First, the surveys would be conducted by the same agency from year to year. Variations in survey method, as would follow if different agencies did the different surveys, would make it extremely difficult to interpret trends.
The Australian Bureau of Statistics (ABS) has a splendid track record for the conduct of surveys that provide dependable information on which trends in many demographic and social variables are used to guide macroeconomic and fiscal management. Although the budgetary allocation does not specify what agency will do the surveys, wisdom suggests a major role for the ABS.
Second, the surveys would best go beyond the measurement of dietary behaviour and physical activity.
Actual measurements of body weight and height would help in determining whether we are on top of the obesity and overweight epidemic or whether we are continuing to grow dangerously. New machines allow us to measure blood pressure relatively easily. Blood samples would enable us to be clearer about the current state and trends in diabetes and what is happening to cholesterol across the nation.
These measures would be feasible if done on a small sample of people who participate in the wider dietary and physical activity survey.
Third, the interpretation of the data derived from the surveys must be in good hands. The establishment of a unit within the Australian Institute of Health and Welfare (AIHW) to interpret the data from the surveys and to apply them in the development of policy would be a wise move.
The AIHW, with its good relations with states and territories as well as the Commonwealth, is in a position to supplement the information provided by the national surveys by compiling, interpreting and disseminating data from the states and territories, ABS commodity statistics on apparent consumption of foodstuffs, data from the food regulators about food composition, and consumer surveys.
Some of these data will be more dependable than others and reconciling them would be an important function of a nutrition and physical activity monitoring unit within the AIHW.
Our intelligence on nutrition and physical activity at present is piecemeal and discontinuous. As well, important groups have not been covered with any dependability. The national surveys, funded through the recent budget allocation, might well survey the nutritional status, and food behaviour, of children aged 0-2. It is in this group that nutritional foundations are laid. Recent studies have pointed to high energy intake among them from supplementary snack foods rather than from nutritionally valuable core foods in children in this age group. We must know more about food habits among these children.
There are many conflicting interest groups concerned about overweight and obesity control, and the management of the politics among them will be a challenge in spending the $10.6 million wisely.
In actual fact, little has happened with the allocation to date. The food industries are major players and their lobbying power is vast. Nevertheless, spokespeople for industries have been highly supportive of the move to establish a nutrition survey program because of its value to a changing food industry as a market overview.
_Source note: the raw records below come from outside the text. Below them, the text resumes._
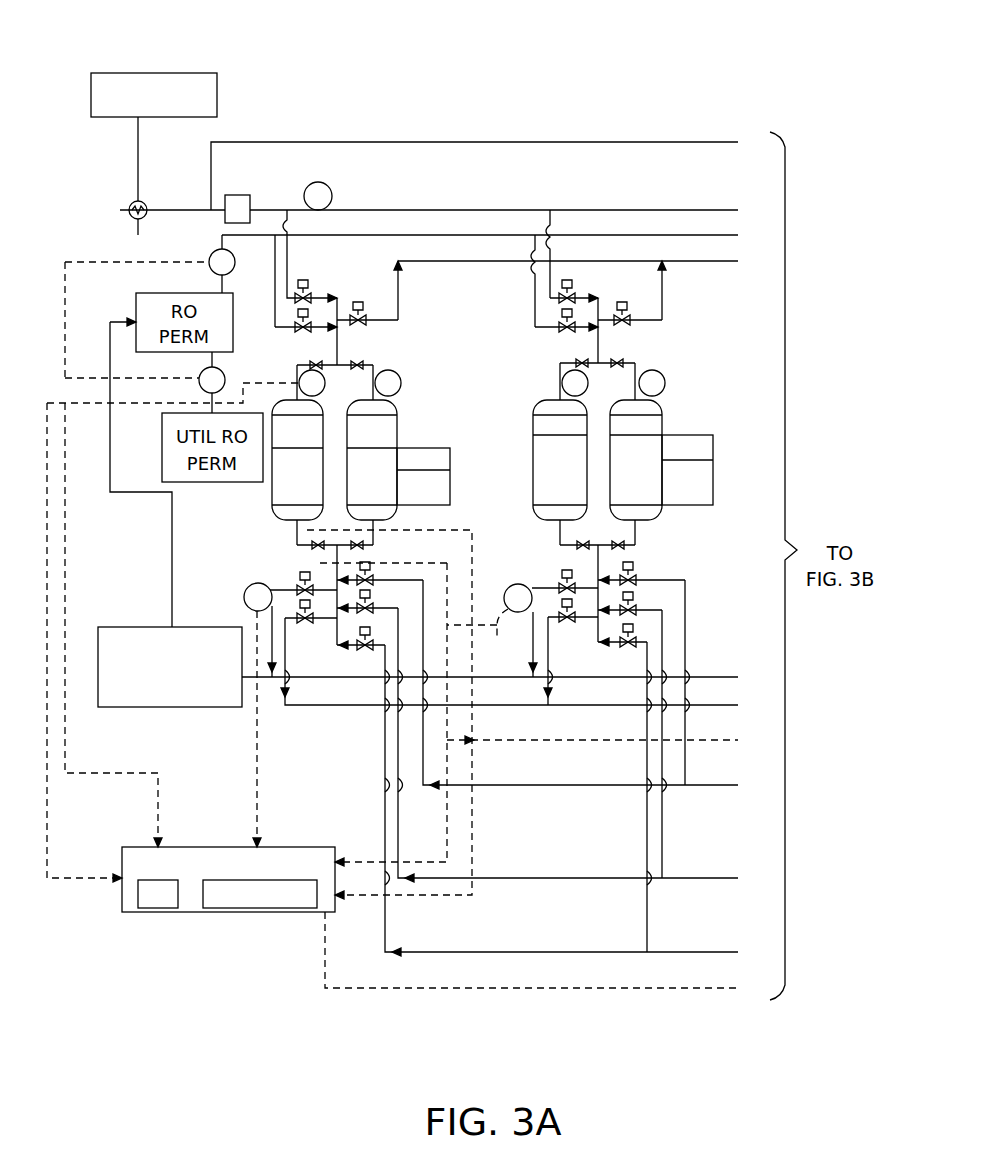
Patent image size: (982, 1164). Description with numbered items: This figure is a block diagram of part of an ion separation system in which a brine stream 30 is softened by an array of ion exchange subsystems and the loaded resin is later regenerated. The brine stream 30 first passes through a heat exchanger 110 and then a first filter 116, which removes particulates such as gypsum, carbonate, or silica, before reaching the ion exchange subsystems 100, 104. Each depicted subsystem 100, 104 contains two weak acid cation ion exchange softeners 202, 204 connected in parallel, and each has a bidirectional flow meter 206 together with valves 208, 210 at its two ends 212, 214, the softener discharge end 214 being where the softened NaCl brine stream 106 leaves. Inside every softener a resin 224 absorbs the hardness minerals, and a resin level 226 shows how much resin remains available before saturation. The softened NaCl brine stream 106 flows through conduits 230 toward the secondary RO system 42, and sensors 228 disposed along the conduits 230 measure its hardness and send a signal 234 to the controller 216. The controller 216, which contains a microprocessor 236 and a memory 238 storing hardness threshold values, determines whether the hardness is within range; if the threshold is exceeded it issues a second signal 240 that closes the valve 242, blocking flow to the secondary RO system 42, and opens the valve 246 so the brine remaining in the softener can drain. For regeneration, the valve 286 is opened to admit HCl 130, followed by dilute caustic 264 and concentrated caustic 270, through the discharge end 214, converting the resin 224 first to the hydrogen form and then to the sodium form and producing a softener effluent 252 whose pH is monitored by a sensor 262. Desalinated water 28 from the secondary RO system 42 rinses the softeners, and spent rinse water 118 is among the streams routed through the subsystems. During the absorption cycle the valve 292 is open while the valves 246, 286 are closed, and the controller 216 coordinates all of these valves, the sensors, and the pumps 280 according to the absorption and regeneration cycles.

The desalinated water 28 is at (348, 237).
The brine stream 30 is at (152, 73).
The secondary RO system 42 is at (144, 627).
The ion exchange subsystem 100 is at (490, 405).
The ion exchange subsystem 104 is at (440, 432).
The softened NaCl brine stream 106 is at (708, 676).
The heat exchanger 110 is at (146, 203).
The first filter 116 is at (238, 195).
The spent rinse water 118 is at (365, 142).
The HCl 130 is at (423, 653).
The ion exchange softeners 202 is at (535, 419).
The ion exchange softeners 204 is at (325, 413).
The bidirectional flow meter 206 is at (298, 382).
The valve 208 is at (314, 362).
The valve 210 is at (357, 542).
The end 212 is at (413, 378).
The softener discharge end 214 is at (408, 515).
The controller 216 is at (124, 847).
The resin 224 is at (443, 465).
The resin level 226 is at (452, 470).
The sensors 228 is at (244, 598).
The conduits 230 is at (333, 565).
The signal 234 is at (365, 858).
The microprocessor 236 is at (140, 908).
The memory 238 is at (208, 908).
The second signal 240 is at (415, 897).
The valve 242 is at (297, 586).
The valve 246 is at (317, 618).
The softener effluent 252 is at (400, 302).
The sensor 262 is at (333, 190).
The dilute caustic 264 is at (383, 786).
The concentrated caustic 270 is at (400, 850).
The pumps 280 is at (212, 253).
The valve 286 is at (360, 306).
The valve 292 is at (308, 288).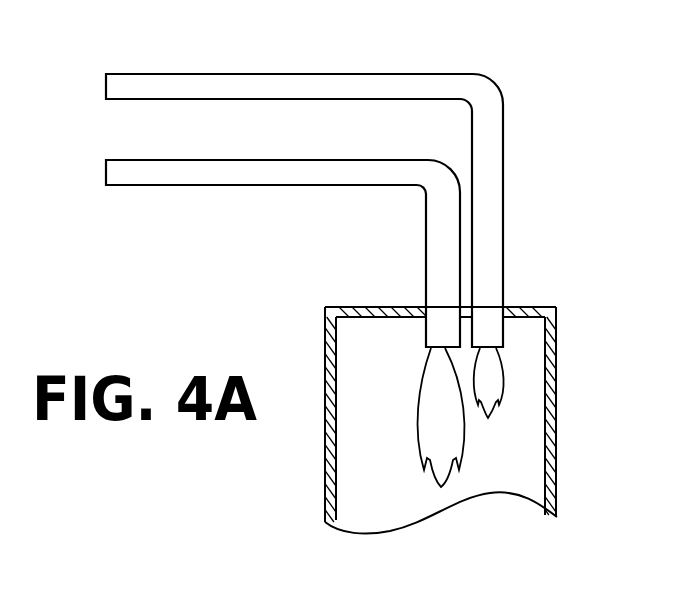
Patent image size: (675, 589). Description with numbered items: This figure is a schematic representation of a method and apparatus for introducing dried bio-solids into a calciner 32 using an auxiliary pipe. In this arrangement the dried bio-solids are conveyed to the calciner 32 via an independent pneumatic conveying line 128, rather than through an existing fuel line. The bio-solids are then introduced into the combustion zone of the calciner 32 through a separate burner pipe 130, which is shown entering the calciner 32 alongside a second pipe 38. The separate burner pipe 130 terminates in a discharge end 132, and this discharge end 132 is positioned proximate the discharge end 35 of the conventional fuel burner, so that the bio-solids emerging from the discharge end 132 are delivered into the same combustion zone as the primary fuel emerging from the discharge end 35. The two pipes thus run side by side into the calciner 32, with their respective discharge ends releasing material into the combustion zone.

The independent pneumatic conveying line 128 is at (291, 74).
The inner gas tube 38 is at (425, 257).
The separate burner pipe 130 is at (507, 333).
The discharge end 132 is at (498, 349).
The discharge end 35 is at (436, 350).
The calciner 32 is at (557, 448).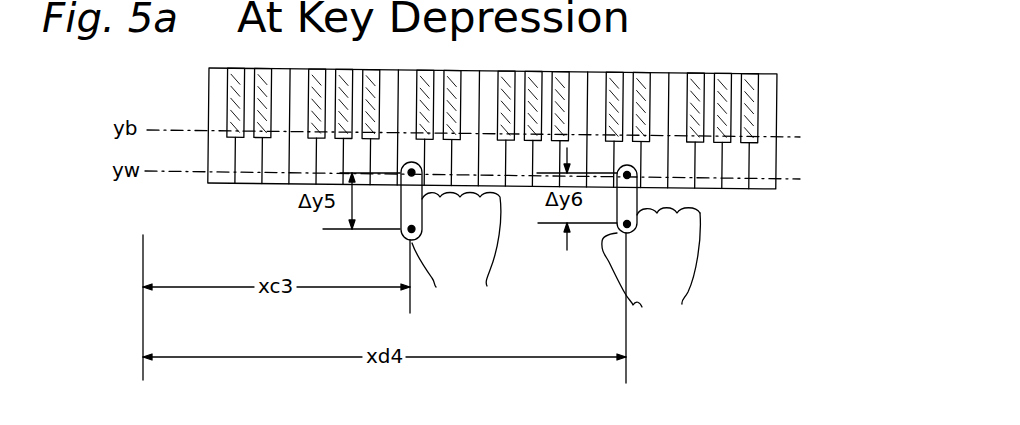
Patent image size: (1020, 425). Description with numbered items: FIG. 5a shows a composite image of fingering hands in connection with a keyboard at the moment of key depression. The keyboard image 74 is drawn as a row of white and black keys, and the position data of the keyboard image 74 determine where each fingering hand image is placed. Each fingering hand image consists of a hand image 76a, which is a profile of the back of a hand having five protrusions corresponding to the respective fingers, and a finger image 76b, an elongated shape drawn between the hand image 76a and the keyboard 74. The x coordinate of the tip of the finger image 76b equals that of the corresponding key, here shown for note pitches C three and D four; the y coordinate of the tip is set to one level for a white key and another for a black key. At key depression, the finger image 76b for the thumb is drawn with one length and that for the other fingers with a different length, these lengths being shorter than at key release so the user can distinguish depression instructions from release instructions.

Public health agencies, deeply concerned about the epidemic of obesity, have endorsed the nutrition and physical activity survey program. Cathy Mead, who was the president of the Public Health Association of Australia in 2007, said she “strongly supports the conduct of these surveys in the pursuit of information that might then find its way into national nutrition and physical activity policy”. Professor George Rubin, president of the Australasian Faculty of Public Health Medicine, says to get “regular information on these vital attributes, diet and physical activity, would be a fantastic move forward”.
The current concern, as articulated by Tim Gill, is this: jockeying interest groups will put plausible cases to the federal health department for ‘outsourcing’ the surveys to them to conduct.
The biggest reason for institutionalising these surveys in a major government instrumentality such as ABS or AIHW is to secure continuity of survey methods and survey rigour: otherwise measurement errors will mislead us from survey to survey. Recently I communicated these concerns in detail to Minister Roxon’s office.
With attention to detail, especially the nomination of strong institutions to conduct and analyse on-going survey data, Australia can look forward to a much clearer picture about how we fare in our battle against the bulge.